Dot product with a constant

Question

What is $\vec{a}\cdot (\vec{b}+c)$, where $c$ is a constant?

Am I able to just take out the constant, or do I multiply the constant by the vector as a scalar?

EDIT (for context): I was finding the work done on a particle moving on the curve $C$: $x=cos(t)$, $y=sin(t)$, from $2\pi \leq t \leq 0$, through the vector field $\vec{F}(x,y)= -y\hat{i} +x\hat{j}$. I found that the work done is $-2\pi$. I wanted to figure out how that work changes when that same circle is moved horizontally by $n$ units, so that $x=cos(t)+n$, where $n$ is a constant. Here’s my work which led me to this issue: $$\oint_{C} \vec{F} \cdot d\vec{r}$$ $$\oint_{2\pi}^{0} (-sin(t)\hat{i} +(cos(t) +n)\hat{j}) \cdot (-sin(t)\hat{i} +cos(t)\hat{j}) dt$$ But I didn’t know how to cross $(cos(t)+n)$ with $(cos(t)$

Answer 1

This product has no meaning since the sum in the parentheses is undefined; you can not add a vector and a scalar.

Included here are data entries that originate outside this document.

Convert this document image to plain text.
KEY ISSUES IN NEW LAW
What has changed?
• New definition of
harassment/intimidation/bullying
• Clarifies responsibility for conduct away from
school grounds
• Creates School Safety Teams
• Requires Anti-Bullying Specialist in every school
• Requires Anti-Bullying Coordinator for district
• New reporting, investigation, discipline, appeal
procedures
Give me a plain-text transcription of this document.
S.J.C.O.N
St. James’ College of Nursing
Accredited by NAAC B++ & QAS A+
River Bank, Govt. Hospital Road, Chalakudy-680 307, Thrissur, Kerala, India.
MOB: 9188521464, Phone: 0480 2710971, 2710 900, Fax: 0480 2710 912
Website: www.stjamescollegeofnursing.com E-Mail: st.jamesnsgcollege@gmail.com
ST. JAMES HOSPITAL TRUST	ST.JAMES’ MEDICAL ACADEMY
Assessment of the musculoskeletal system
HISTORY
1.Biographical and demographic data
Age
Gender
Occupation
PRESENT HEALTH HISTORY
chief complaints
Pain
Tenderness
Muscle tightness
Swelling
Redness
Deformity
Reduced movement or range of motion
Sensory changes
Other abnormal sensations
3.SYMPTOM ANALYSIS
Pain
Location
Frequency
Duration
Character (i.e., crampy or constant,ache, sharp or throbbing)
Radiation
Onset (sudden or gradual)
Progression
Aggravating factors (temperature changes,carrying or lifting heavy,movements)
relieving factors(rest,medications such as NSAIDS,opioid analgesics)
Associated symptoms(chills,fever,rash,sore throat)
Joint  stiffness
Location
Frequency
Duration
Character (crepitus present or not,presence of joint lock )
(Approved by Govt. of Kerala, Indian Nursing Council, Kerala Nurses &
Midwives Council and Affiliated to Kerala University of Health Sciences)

$c$ must be a vector, then the sum is defined and the given product is a dot product.

Answer 2

For an expression to be defined, all of its constituting parts need to be defined as well.

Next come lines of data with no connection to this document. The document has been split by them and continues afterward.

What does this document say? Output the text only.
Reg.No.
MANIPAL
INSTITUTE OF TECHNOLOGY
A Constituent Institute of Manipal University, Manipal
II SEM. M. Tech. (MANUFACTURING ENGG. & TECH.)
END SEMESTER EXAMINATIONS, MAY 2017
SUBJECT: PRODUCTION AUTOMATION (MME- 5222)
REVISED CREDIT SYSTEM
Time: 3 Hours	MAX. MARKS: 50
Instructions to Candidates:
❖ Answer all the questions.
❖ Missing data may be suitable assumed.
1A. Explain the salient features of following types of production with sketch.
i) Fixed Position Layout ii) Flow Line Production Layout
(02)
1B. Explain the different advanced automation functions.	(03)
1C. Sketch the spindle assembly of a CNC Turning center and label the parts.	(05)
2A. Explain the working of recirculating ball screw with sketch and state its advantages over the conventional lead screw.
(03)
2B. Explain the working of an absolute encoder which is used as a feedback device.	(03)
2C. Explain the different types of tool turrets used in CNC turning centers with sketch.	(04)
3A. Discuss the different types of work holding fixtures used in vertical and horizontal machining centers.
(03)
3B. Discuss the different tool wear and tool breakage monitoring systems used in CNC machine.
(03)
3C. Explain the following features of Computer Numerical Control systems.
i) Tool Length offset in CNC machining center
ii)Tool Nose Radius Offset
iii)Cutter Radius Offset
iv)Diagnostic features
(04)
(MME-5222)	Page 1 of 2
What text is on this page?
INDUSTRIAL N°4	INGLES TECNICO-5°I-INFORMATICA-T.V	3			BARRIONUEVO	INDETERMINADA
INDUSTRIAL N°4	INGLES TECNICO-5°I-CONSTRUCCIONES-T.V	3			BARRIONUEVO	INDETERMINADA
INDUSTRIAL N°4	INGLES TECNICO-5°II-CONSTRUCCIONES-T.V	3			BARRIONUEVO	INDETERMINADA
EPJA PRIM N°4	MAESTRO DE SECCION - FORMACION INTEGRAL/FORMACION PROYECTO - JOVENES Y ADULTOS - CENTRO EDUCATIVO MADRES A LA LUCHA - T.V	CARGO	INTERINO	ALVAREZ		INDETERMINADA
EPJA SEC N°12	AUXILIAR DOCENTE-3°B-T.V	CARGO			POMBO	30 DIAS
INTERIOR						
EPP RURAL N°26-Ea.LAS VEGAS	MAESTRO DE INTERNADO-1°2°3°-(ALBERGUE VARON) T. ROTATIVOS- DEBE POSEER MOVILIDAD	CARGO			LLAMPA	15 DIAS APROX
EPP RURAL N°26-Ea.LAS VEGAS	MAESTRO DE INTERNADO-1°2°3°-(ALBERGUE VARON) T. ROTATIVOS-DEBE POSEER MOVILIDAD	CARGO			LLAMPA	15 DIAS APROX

The sum of a vector and a constant $\vec b + c$ is not defined, and hence the expression $\vec a \cdot (\vec b + c)$ is not defined.

This applies to any scalar, not just constants, because $c$ can depend on another variable.

---

Although it probably makes sense to you that $$\vec a \cdot (\vec b + c) = \vec a \cdot \vec b + c \cdot \vec a$$ neither side of the equation is defined, which means that you cannot use distribution the way it was used above.

Answer 3

This is perfectly fine. Grassman/Clifford/Geometric algebra interpretations have a perfectly sane explanation for these objects. For any number of dimensions, expand the vector into its components, where $e_1$ and $e_2$ are mutually perpendicular unit vectors. Dot product with parallel is 1 (ie: cos). Dot product with perpendicular is 0 (ie: cos)

$$ (\vec a) \cdot (\vec b + c) = (a_1 e_1 + a_2 e_2) \cdot (b_1 e_1 + b_2 e_2 + c) \\ = a_1 e_1 \cdot (b_1 e_1 + b_2 e_2 + c) + a_2 e_2 \cdot (b_1 e_1 + b_2 e_2 + c) \\ = a_1 b_1 + c a_1 e_1 + a_2 b_2 + c a_2 e_2 \\ = (a_1 b_1 + a_2 b_2) + c (a_1 e_1 + a_2 e_2) \\ = \vec a \cdot \vec b + c \vec a $$

This is the same as previous answer, but worked out with an explanation of why. Notice that this is a scalar plus a vector answer. The question also had a scalar plus a vector. When you add and multiply these, you can end up with something that ends up being real, or imaginary, or something else with a straightforward geometric meaning. You can use this to find things like vector plus rotation in plane $e_1 e_2$ (ie: an imaginary plane we can call $I$):

$$ s = (a_1 b_1 + a_2 b_2) \\ (s + c (a_1 e_1 + a_2 e_2)) e_1 e_2 \\ s e_1 e_2 + ( c a_1 e_2 - c a_2 e_1 ) \\ s I + c( -a_2 e_1 + a_1 e_2 ) $$

Answer 4

Others have already addressed your question about adding a scalar to a vector (and then taking the dot product of that with another vector), but not the underlying issue that led you to attempt that ill-defined (unless you work with fancy geometric algebras) operation.

Simply put, you say that you want to translate the object's path by $n$ units along the horizontal axis. Thus, the constant you need to add to the position of the object is not the scalar n, but the vector $n\hat j$ (where $\hat j$ is the horizontal unit vector, as it apparently is in your question). Once you fix that, everything should work just fine.

In particular, the dot product distributes over the sum of vectors, so that $\vec a \cdot (\vec b + \vec c) = \vec a \cdot \vec b + \vec a \cdot \vec c$.